Someone suggested I have a go at doing a Gangsa instrument which led me to find out that there seems to be two types of instrument with that name, both of which are instruments found in Gamelan ensembles in Indonesia. One is a metal xylophone and the other is a flat gong. I looked into Gamelan and found that there are lots of metallophones involved, so it seemed a good idea to make a synth which could be sufficiently flexible to have a stab at all of them. I won’t go into more detail here because there are lots in the User guide and Background info folder.

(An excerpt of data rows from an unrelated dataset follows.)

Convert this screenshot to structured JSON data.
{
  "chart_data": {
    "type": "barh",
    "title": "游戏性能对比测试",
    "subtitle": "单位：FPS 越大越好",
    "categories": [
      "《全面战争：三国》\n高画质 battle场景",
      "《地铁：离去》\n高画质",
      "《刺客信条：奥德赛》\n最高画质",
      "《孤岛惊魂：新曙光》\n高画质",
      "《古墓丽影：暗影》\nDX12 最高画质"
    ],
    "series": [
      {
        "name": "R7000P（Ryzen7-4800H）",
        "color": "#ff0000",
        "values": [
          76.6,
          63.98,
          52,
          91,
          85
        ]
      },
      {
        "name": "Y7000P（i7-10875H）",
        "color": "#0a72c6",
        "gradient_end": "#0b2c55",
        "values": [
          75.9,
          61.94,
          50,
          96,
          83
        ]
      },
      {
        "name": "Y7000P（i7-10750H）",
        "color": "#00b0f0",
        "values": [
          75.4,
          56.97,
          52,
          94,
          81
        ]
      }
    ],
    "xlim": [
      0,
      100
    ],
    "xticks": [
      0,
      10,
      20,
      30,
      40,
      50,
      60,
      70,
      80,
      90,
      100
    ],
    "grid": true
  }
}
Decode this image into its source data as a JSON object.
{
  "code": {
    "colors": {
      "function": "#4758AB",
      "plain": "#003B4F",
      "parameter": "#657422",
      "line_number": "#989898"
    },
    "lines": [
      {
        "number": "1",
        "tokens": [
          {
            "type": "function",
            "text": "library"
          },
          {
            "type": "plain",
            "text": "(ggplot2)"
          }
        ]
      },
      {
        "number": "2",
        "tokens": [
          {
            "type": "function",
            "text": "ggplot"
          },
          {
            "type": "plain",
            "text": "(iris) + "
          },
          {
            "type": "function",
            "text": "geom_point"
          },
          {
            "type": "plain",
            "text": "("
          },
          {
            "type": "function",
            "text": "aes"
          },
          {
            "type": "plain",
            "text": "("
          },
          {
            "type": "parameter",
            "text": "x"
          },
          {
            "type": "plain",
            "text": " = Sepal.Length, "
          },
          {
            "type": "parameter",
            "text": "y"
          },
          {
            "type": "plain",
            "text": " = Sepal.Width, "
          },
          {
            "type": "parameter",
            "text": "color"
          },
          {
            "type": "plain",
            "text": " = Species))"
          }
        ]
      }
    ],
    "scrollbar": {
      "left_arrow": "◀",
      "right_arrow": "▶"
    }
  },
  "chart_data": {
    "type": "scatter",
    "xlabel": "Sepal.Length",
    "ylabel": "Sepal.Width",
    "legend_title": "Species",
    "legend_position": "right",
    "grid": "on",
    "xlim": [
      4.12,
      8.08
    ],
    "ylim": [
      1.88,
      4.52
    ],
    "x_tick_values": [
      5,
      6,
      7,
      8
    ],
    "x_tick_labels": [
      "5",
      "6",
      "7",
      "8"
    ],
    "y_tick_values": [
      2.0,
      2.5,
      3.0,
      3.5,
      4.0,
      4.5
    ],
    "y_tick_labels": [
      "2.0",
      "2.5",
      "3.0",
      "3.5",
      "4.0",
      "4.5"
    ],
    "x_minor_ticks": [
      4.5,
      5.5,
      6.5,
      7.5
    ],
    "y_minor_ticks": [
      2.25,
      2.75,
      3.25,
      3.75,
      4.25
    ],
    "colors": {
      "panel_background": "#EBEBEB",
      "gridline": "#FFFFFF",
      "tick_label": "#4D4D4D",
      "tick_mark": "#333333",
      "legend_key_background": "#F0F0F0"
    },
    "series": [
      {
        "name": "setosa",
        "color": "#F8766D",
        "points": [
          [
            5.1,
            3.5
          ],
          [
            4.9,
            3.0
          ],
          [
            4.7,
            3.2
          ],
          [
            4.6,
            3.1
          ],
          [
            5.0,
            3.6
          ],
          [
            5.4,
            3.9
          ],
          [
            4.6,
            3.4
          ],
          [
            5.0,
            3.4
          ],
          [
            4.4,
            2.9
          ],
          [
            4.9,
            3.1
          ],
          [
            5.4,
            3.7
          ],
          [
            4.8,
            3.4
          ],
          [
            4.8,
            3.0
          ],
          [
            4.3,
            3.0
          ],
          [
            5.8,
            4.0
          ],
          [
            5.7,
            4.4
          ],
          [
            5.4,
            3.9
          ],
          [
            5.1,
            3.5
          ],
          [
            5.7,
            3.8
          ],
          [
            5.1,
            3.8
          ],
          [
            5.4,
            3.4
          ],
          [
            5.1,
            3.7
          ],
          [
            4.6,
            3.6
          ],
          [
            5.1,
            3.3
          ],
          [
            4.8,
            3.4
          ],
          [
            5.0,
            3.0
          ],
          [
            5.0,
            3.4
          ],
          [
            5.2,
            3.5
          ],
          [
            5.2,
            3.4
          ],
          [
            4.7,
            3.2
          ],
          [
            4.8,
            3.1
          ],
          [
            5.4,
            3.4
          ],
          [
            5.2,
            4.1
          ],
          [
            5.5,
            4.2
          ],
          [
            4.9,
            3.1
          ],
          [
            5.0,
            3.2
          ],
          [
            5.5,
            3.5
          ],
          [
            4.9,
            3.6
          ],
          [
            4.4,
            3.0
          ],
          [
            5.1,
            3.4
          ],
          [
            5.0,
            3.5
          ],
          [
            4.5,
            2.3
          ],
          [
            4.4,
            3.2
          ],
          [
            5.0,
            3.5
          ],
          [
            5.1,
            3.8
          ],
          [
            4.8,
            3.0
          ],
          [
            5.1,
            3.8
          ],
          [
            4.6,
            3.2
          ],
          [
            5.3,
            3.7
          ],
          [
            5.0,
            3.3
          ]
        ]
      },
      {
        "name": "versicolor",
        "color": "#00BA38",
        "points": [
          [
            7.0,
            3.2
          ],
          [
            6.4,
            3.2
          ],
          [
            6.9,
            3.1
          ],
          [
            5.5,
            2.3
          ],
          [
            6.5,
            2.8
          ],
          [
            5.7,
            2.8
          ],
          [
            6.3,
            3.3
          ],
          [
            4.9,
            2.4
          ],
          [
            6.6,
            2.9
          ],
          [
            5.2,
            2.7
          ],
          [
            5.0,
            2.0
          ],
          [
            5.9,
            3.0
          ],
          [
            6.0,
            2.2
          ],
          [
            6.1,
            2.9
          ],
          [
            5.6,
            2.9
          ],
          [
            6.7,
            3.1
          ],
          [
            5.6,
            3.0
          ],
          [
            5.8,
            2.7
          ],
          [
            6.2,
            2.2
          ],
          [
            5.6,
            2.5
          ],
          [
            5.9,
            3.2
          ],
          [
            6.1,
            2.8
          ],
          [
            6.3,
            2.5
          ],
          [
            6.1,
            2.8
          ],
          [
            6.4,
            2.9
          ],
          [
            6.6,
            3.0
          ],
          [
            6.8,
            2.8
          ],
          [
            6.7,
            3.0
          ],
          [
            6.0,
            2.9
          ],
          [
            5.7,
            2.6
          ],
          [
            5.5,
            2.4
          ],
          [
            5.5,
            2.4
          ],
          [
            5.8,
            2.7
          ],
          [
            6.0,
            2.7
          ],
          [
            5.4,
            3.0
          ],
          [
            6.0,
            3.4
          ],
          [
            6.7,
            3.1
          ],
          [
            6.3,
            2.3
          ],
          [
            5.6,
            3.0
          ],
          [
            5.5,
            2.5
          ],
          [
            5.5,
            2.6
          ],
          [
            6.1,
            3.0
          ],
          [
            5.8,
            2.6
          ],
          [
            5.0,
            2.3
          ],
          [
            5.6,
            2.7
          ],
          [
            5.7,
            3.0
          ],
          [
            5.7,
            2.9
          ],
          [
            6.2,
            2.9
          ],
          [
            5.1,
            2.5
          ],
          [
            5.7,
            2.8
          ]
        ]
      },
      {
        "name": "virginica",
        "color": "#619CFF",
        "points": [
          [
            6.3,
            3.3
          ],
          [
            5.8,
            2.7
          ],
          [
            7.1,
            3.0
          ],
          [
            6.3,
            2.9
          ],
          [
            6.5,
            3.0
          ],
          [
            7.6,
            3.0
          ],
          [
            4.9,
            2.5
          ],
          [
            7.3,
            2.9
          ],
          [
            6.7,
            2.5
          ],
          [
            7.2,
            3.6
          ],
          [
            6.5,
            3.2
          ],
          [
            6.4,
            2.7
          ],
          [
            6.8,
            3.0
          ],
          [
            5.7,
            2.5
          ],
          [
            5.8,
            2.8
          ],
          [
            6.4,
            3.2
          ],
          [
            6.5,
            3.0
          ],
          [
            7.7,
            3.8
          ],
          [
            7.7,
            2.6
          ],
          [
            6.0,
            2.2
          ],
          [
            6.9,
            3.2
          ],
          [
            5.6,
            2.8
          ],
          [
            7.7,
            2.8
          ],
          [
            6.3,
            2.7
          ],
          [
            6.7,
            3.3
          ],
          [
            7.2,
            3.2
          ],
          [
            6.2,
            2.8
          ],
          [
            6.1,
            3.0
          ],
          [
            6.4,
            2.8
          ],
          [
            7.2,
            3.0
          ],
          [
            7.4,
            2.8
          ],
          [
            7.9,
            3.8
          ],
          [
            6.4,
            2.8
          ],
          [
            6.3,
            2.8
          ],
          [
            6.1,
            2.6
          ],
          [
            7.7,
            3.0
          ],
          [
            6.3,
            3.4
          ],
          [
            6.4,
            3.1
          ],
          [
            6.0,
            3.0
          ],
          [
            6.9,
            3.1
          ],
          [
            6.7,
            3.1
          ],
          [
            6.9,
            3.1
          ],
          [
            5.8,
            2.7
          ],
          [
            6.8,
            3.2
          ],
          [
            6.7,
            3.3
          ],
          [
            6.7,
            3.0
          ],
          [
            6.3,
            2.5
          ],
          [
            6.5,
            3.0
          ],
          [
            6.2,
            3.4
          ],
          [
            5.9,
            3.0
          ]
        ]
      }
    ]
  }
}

This fsm is another example of me using purely mono blue for the synth. This means that all 12 notes are constantly running (using mono4) which means the resting CPU is higher than for a poly version playing just a few notes at any one time. But the big advantage is that the CPU doesn’t increase according to the number of notes sounding, which is important considering the long decay times and possibilities of playing big glissandos which would lead to note-stealing and premature termination of sounds.

Download it here:

https://www.dropbox.com/s/rlqsnzpjbx1rl ... 1.zip?dl=0


Here’s my video:

https://youtu.be/n1uEXhcRp0A

Re: The Quilcom SIM-GANGSA

PostPosted: Mon Dec 05, 2022 2:39 pm
by Tepeix
Beautiful, thanks for the sharing ;)

From what i hear each note could make harmonics that are related to the scale that we use ?

Re: The Quilcom SIM-GANGSA

PostPosted: Tue Dec 06, 2022 8:10 am
by Spogg
Tepeix wrote:Beautiful, thanks for the sharing ;)

From what i hear each note could make harmonics that are related to the scale that we use ?


Thank you!

In the plugin all the notes use the same harmonic (mode) ratios based on the fundamental pitch. This is almost certainly not the case for real instruments. Each bar or gong would very likely have a subtly different balance of modes and amplitudes. This is pretty normal for acoustic instruments whereby different pitches have different timbres. I usually address this by some sort of pitch scaling, but it involves compromise between authenticity and practicality (and CPU use!).
Technically I could have provided a bank of knobs for each note, but I couldn’t imagine anyone being bothered to carefully adjust 192 knobs! I suspect most folk just want to load a plugin and try the presets and maybe tweak a few macro parameters.